Mark Cannon

Personal information
- Born: 25 March 1961 (age 63) New South Wales, Australia

Playing information
- Position: Five-eighth, Fullback, Centre, Lock
Club
| Years | Team | Pld | T | G | FG | P |
| 1982–85 | St. George Dragons | 20 | 3 | 4 | 0 | 17 |
| 1983–84 | →Wigan | 33 | 21 | 0 | 0 | 84 |
| 1984 | →Barrow | 6 | 7 | 0 | 0 | 28 |
| 1986–89 | North Sydney Bears | 55 | 16 | 0 | 13 | 77 |
|  | Total | 114 | 47 | 4 | 13 | 206 |
- Source:

= Mark Cannon (rugby league) =

Australian rugby league player

Mark Cannon (born 25 March 1961) is an Australian former professional rugby league footballer who played for the North Sydney Bears and the St. George Dragons in the 1980s.

==Rugby league career==
A utility back, Cannon played his early rugby league in Lismore and was an Australian Schoolboys representative.

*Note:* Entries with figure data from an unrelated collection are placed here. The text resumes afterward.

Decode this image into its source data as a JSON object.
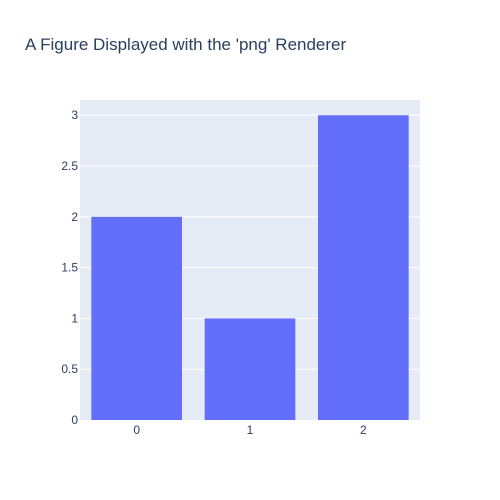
{
  "chart_data": {
    "type": "bar",
    "title": "A Figure Displayed with the 'png' Renderer",
    "categories": [
      "0",
      "1",
      "2"
    ],
    "values": [
      2,
      1,
      3
    ],
    "ylim": [
      0,
      3.15
    ],
    "yticks": [
      0,
      0.5,
      1,
      1.5,
      2,
      2.5,
      3
    ],
    "ytick_labels": [
      "0",
      "0.5",
      "1",
      "1.5",
      "2",
      "2.5",
      "3"
    ],
    "xlabel": "",
    "ylabel": "",
    "grid": true,
    "colors": {
      "bar": "#636efa",
      "plot_background": "#e5ecf6",
      "grid": "#ffffff",
      "text": "#2a3f5f"
    }
  }
}
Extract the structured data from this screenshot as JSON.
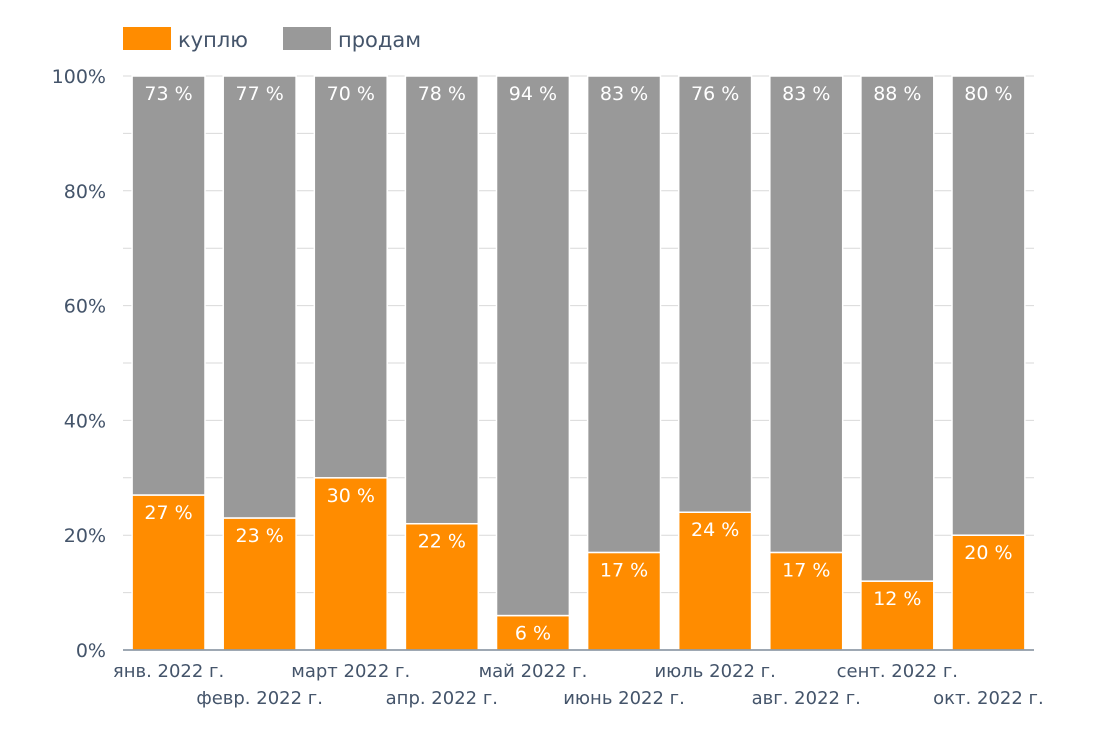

From 1982 to 1985 he played for St. George, where he was used as a five-eighth. Most of his first-grade appearances came in his debut season but in 1983 he featured in St. George's minor preliminary final win over Balmain.

While at St. George he played two seasons in England with Wigan and in the 1983-84 tournament helped Wigan reach its first Challenge Cup final since 1970, which they went on to lose to Widnes, with Cannon as five-eighth.

In his final year with St. George in 1985 he was a member of the club's reserves premiership winning team.

Cannon crossed to North Sydney in 1986 and was a regular fixture in the first-grade side for his first two seasons. In addition to five-eighth, he also played at North Sydney as centre, fullback and lock. He later served as a North Sydney assistant coach.